Whatever their motivation, the citizens who reach out to others, who give of themselves and their time, are true Patriots in the finest sense of the term. They are serving humanity, yes, and they are serving our country as well. They are us on our better days doing what is right and noble. The government on its best day cannot remedy all of our social ills. It cannot recognize everyone who falls through its safety net nor respond immediately to people in crisis. But among our many blessings in this country – and we are blessed beyond measure—is a widespread sense of caring and willingness to take the initiative in reaching out to those in need.
President George H.R. Bush spoke glowingly of “a thousand points of light,” and his words still ring clear and strong across the years. Many other advanced industrial nations lag far behind us in charitable giving and volunteer work. It isn’t that they do not care, but rather that they depend on government to fill society’s needs. It is the culture they are raised in. It simply does not occur to many of them to take individual action to address crises or social ills on their own initiative. But no government, no matter how benign and well-meaning can cover the waterfront of human need and despair. We have government agencies aplenty created and funded to help people but they cannot begin to meet the need, and I doubt if other governments can either.

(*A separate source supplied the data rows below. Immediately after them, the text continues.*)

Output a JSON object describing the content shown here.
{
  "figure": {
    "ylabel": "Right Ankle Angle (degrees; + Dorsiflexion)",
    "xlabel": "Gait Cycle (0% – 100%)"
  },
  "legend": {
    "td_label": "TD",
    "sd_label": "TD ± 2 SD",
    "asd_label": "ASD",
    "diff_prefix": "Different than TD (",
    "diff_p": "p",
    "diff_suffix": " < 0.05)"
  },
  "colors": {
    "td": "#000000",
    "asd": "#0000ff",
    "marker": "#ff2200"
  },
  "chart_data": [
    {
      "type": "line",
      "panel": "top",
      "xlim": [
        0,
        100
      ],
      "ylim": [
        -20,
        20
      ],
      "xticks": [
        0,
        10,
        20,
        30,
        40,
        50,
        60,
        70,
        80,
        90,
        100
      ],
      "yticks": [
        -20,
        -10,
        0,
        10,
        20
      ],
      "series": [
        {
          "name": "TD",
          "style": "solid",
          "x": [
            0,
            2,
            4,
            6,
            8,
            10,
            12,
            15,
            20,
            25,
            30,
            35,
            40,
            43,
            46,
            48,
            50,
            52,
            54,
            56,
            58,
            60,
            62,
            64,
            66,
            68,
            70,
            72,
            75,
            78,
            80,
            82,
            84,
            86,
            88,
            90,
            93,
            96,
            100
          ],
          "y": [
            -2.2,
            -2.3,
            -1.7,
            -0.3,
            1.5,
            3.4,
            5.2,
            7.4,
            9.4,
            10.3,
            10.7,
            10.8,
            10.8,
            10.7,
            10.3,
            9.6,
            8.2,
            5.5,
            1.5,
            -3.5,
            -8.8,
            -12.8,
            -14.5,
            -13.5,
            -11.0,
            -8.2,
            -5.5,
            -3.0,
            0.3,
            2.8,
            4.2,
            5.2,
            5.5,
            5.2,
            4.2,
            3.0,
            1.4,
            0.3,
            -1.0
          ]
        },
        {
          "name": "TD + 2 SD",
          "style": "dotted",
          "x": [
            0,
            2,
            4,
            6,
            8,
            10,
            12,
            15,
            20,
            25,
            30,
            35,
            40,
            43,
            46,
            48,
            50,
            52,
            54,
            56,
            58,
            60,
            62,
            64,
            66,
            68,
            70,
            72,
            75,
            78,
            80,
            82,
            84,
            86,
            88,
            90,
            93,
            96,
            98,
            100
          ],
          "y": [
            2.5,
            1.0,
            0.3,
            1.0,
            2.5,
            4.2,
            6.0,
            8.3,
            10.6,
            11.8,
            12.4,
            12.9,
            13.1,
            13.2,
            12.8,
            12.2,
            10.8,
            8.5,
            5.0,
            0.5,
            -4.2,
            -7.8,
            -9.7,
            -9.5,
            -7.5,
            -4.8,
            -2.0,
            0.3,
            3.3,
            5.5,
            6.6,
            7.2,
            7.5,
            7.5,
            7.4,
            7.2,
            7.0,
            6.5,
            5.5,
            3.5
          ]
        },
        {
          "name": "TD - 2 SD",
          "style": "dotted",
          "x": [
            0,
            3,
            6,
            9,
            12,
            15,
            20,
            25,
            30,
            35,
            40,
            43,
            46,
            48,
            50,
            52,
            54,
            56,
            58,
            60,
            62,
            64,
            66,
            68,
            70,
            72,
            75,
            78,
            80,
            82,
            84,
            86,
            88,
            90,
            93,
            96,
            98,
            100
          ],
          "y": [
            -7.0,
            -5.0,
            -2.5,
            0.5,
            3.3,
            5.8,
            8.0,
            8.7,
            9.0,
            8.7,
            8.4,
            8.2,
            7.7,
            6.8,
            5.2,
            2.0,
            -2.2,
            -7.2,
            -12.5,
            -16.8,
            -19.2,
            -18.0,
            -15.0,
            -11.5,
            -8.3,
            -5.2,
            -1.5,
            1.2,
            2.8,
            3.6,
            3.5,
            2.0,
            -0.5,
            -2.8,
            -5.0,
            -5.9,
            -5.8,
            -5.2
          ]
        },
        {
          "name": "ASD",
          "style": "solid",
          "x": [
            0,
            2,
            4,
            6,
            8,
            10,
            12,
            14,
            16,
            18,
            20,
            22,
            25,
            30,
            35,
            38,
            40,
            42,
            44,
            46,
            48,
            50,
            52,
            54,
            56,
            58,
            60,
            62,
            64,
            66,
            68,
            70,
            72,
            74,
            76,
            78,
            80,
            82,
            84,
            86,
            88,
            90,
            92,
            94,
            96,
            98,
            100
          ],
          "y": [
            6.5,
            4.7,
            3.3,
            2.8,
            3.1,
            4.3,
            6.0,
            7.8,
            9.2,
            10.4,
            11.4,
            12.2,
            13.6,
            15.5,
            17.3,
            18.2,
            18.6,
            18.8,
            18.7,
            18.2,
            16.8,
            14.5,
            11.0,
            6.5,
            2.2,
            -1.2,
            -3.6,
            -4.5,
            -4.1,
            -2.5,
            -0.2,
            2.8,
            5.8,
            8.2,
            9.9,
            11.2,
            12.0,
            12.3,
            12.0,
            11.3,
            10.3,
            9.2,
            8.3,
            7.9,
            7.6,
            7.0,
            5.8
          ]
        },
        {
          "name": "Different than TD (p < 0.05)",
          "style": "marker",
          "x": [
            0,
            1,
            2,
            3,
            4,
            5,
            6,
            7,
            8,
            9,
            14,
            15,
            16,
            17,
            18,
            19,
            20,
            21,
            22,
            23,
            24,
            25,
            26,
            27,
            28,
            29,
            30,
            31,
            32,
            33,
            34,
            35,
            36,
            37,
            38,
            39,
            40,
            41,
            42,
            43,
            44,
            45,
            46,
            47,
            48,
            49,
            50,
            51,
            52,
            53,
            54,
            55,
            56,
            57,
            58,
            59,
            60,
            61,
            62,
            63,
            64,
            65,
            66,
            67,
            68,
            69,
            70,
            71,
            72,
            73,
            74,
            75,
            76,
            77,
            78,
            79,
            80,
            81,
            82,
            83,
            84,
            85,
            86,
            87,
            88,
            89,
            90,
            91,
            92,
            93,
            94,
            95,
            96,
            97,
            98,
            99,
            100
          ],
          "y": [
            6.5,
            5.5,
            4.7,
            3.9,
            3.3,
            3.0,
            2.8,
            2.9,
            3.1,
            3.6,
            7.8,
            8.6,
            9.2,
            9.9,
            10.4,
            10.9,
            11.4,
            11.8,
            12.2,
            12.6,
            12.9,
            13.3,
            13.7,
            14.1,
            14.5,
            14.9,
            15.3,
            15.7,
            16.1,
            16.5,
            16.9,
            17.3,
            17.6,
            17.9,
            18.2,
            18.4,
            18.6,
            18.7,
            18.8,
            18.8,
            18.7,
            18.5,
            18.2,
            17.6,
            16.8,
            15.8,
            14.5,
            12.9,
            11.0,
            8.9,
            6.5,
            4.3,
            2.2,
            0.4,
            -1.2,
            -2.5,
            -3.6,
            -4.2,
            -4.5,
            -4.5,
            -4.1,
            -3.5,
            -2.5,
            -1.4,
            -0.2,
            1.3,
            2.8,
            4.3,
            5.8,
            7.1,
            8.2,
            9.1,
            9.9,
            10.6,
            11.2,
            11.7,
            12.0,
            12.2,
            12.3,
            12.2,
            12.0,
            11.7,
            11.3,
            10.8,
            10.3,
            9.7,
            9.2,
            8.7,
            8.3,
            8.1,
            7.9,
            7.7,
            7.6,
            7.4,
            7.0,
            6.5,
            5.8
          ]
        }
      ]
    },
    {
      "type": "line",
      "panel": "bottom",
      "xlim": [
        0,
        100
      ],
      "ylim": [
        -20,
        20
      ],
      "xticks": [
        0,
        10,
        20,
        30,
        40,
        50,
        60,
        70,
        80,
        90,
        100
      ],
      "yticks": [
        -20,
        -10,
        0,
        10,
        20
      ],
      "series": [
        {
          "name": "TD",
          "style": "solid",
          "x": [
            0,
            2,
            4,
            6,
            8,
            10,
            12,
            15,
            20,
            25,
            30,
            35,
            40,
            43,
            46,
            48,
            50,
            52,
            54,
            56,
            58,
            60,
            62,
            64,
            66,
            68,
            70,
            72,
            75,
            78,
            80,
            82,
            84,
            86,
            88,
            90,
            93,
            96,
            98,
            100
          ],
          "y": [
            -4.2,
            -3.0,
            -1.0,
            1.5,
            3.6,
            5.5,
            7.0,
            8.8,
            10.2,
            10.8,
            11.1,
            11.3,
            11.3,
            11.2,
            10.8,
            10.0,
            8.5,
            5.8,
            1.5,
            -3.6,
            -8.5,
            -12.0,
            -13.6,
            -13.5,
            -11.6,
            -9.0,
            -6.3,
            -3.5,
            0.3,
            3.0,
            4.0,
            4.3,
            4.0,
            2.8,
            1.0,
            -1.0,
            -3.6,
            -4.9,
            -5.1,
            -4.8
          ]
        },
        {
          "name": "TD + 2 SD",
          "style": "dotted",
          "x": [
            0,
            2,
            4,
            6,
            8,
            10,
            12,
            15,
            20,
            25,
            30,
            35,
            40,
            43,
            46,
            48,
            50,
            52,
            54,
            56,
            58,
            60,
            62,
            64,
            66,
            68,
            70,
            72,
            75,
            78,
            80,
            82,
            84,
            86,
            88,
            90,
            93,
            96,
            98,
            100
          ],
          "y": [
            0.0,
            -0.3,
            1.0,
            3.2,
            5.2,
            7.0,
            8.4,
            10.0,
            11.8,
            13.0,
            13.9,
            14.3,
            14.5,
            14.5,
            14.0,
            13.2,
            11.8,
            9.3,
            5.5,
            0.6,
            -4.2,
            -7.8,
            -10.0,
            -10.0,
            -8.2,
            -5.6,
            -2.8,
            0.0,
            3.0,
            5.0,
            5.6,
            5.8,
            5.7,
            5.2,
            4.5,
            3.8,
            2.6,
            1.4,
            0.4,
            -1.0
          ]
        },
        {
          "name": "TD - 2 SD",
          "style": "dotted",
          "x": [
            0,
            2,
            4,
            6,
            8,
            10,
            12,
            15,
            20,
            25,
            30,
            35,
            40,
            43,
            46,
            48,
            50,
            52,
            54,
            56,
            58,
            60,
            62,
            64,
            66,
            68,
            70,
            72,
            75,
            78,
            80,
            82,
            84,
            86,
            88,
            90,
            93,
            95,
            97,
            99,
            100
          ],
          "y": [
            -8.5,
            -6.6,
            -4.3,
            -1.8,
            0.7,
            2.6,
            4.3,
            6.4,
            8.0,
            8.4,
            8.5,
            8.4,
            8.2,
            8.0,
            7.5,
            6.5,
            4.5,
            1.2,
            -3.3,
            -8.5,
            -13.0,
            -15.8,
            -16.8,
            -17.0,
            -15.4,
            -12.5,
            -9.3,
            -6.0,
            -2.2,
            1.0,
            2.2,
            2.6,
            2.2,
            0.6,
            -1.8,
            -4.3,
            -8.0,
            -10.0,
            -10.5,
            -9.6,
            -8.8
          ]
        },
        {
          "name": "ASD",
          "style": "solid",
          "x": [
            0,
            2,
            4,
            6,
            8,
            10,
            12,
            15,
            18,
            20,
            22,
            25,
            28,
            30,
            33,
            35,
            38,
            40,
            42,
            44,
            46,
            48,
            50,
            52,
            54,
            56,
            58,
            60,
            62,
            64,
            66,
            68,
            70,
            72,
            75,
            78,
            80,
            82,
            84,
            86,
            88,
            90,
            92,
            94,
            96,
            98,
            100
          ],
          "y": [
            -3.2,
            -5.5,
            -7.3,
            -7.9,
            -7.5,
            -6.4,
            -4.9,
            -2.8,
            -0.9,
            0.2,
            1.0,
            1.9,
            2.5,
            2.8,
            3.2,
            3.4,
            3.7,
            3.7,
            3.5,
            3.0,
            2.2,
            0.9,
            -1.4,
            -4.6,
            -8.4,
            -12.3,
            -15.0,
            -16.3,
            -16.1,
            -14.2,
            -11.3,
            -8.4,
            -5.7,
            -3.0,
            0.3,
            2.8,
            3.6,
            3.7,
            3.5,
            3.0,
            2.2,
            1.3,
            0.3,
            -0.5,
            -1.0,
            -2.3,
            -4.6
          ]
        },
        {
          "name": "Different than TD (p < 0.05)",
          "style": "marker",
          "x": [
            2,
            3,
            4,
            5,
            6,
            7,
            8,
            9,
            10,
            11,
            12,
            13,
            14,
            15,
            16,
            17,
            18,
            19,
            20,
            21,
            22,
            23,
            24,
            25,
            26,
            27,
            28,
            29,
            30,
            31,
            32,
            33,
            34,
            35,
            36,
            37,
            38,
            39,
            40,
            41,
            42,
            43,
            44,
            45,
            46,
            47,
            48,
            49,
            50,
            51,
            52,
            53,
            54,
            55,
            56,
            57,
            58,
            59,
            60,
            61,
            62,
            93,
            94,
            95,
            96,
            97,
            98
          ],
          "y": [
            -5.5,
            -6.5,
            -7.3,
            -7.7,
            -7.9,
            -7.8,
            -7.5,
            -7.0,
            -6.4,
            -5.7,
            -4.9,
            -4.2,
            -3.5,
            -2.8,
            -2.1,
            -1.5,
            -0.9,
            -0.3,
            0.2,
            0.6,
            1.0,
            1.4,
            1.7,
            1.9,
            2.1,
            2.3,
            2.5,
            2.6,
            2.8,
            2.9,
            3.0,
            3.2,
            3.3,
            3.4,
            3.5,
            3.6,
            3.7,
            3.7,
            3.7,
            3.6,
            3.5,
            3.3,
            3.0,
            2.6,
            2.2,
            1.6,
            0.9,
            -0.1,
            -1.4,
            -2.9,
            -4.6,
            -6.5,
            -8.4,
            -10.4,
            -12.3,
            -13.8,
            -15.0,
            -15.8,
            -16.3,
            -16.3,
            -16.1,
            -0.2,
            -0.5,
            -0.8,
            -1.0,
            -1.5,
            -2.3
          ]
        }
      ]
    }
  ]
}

What we do have in abundance are patriots and it is clearly one area in which the divisions in our society—political, religious, ideological or whatever—have not eroded our sense of community. When you rally to a crisis or reach out to those in need, you look around you and see people from all walks of life—all races, religions and political persuasions. We may not think of ourselves as being patriotic, but we are. Webster’s defines patriot as “one who defends one’s country.” Acts of civic responsibility and public service are the glue that holds our society together and are very much part and parcel of national defense. This is Patriot Day. Look around you at all the patriots out there giving of their time and treasure to help others. And if the opportunity arises, say “Thank you for your service.”